This, apparently, is Professor Hans von Puppet. He has a thing or two to tell the United Nations leadership investigating a leaked report of child sex abuse in the Central African Republic.
Quick-and-tragic backstory: French peacekeepers allegedly sexually abused the children, and when a report about the abuse got back to French authorities last year, senior UN leadership apparently freaked out.
Critics say the UN is more worried about punishing the whistleblower than addressing the abuse. This is where the puppet comes in.
In this video, the puppet play-acts a professor of ethics, who is giving advice to a top UN independent ethics official, Joan Dubinsky. "I am involved in a huge embarrassment," she writes to the puppet.

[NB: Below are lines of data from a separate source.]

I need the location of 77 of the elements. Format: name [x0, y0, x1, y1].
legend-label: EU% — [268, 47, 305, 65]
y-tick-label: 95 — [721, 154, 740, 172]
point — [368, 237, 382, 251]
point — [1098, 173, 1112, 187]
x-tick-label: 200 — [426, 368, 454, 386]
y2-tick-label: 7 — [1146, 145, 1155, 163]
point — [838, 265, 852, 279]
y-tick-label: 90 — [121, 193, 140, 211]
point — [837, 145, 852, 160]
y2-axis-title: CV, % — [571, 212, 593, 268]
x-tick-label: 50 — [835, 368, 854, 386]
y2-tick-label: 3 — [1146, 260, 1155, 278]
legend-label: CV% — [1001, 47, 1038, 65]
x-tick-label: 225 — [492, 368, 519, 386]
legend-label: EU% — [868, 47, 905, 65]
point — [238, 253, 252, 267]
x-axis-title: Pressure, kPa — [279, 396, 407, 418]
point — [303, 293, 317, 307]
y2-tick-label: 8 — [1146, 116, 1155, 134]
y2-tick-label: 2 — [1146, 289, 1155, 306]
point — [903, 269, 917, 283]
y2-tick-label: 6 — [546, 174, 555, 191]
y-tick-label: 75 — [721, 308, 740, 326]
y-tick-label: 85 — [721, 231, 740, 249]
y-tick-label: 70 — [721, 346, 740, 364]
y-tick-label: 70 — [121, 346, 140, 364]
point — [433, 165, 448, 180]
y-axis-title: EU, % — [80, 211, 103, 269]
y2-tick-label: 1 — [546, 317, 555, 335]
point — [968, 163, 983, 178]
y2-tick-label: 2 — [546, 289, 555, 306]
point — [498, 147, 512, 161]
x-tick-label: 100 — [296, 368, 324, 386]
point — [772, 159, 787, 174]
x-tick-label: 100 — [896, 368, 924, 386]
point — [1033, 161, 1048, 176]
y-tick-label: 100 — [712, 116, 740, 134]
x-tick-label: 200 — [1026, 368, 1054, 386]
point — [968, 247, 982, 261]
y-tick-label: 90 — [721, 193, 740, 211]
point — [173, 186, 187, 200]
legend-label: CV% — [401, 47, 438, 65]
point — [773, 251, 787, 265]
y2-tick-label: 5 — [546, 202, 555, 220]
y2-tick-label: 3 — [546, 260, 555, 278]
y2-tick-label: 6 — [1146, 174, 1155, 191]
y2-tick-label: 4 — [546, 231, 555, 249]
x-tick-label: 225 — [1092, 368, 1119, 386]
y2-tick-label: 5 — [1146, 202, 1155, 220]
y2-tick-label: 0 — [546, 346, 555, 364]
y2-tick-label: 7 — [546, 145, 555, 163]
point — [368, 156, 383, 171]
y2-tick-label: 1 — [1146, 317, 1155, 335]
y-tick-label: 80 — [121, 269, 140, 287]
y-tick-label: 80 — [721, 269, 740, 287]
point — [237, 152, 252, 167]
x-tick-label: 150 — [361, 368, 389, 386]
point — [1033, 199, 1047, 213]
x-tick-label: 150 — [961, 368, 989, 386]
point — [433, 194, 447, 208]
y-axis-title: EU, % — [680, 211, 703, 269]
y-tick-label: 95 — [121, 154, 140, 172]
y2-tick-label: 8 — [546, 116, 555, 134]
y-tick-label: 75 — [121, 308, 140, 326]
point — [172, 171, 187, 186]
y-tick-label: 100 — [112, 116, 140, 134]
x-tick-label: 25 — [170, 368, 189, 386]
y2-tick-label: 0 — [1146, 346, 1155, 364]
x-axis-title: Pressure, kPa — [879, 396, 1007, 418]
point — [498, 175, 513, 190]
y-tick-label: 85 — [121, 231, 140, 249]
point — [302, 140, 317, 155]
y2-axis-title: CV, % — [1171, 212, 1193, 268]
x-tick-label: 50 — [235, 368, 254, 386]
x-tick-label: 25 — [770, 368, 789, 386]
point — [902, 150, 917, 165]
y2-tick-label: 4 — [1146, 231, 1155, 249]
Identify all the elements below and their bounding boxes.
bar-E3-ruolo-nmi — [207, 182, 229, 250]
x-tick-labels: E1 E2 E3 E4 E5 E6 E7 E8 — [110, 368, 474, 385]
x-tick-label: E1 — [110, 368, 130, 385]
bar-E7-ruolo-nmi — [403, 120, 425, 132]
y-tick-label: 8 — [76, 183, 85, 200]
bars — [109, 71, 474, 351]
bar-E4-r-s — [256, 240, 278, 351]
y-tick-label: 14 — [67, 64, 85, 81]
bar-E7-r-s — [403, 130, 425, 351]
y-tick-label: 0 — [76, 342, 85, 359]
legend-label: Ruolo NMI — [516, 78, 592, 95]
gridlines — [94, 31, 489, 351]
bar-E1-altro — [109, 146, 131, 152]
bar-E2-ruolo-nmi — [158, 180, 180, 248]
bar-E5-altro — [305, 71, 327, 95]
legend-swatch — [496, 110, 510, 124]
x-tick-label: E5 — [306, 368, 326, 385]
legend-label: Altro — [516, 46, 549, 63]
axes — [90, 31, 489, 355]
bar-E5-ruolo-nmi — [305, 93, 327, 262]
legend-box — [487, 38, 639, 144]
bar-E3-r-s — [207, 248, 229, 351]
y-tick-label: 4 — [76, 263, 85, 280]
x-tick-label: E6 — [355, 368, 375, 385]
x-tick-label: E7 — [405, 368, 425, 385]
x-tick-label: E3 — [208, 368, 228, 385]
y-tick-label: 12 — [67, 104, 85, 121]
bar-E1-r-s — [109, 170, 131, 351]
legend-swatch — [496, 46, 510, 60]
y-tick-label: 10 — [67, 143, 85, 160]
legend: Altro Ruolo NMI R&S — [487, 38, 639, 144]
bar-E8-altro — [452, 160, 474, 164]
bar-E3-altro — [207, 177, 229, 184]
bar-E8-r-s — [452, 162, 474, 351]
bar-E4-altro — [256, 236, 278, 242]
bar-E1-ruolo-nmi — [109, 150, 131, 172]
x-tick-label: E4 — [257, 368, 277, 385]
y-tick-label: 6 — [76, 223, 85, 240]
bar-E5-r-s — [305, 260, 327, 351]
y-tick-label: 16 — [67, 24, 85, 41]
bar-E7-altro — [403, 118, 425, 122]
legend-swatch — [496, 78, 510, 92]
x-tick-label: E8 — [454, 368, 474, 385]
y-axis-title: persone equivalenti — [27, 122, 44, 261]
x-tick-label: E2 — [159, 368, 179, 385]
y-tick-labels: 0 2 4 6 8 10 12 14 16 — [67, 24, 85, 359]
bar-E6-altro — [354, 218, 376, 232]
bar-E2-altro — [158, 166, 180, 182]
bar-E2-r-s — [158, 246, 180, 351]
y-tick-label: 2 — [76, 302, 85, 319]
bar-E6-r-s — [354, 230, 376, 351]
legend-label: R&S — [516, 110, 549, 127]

Obviously, to really get this video, you have to know what Joan Dubinsky does.
All that apparently makes Dubinsky an appealing punching bag for what the video maker seems to consider UN hypocrisy.
"Ms. Dubinsky has 'ethics' in her job title but so what? North Korea has 'democratic' in their name as well," the puppet says.
"Here’s the actual question. Little boys are being sexually abused in Africa. What do you do about it?"
It's the second video to be released this week, but no one knows who's making them.
The first video appeared on the "UN staff unions" Facebook page. BuzzFeed News reached out to the UN Staff Union in New York; two of that group's members said the video wasn't likely made by any UN union group. "We couldn't have come up with something as funny," one member said in an email.
Another suggested that the video "most likely came from someone in Geneva," which is home to the headquarters of the Office of the High Commissioner for Human Rights. The high commissioner, Zeid Ra'ad AI Hussein, has been criticized for his response, which critics say centered on investigating wrong-doing by a whistleblower rather than explaining why the UN took no action on the report for nearly a year.
Just to be extra clear: The puppet is not affiliated with the United Nations.
Both videos were produced by Mark Gray, whose puppet will read just about any script you send to him. He's done more than 7,000 of these videos, always with (what is supposed to pass for) a German accent. You can hire him, like the UN video mastermind(s) did, through Fiverr.com, a gig marketplace, at a rate of $5 for every 70 or so words his puppet says.
Gray, reached by phone in Colorado, only knew the Fiverr username of the person who commissioned the videos but said there may be more Turtle Bay University lectures in UN-watchers' future. "It sounded like they wanted to do a bunch," he said.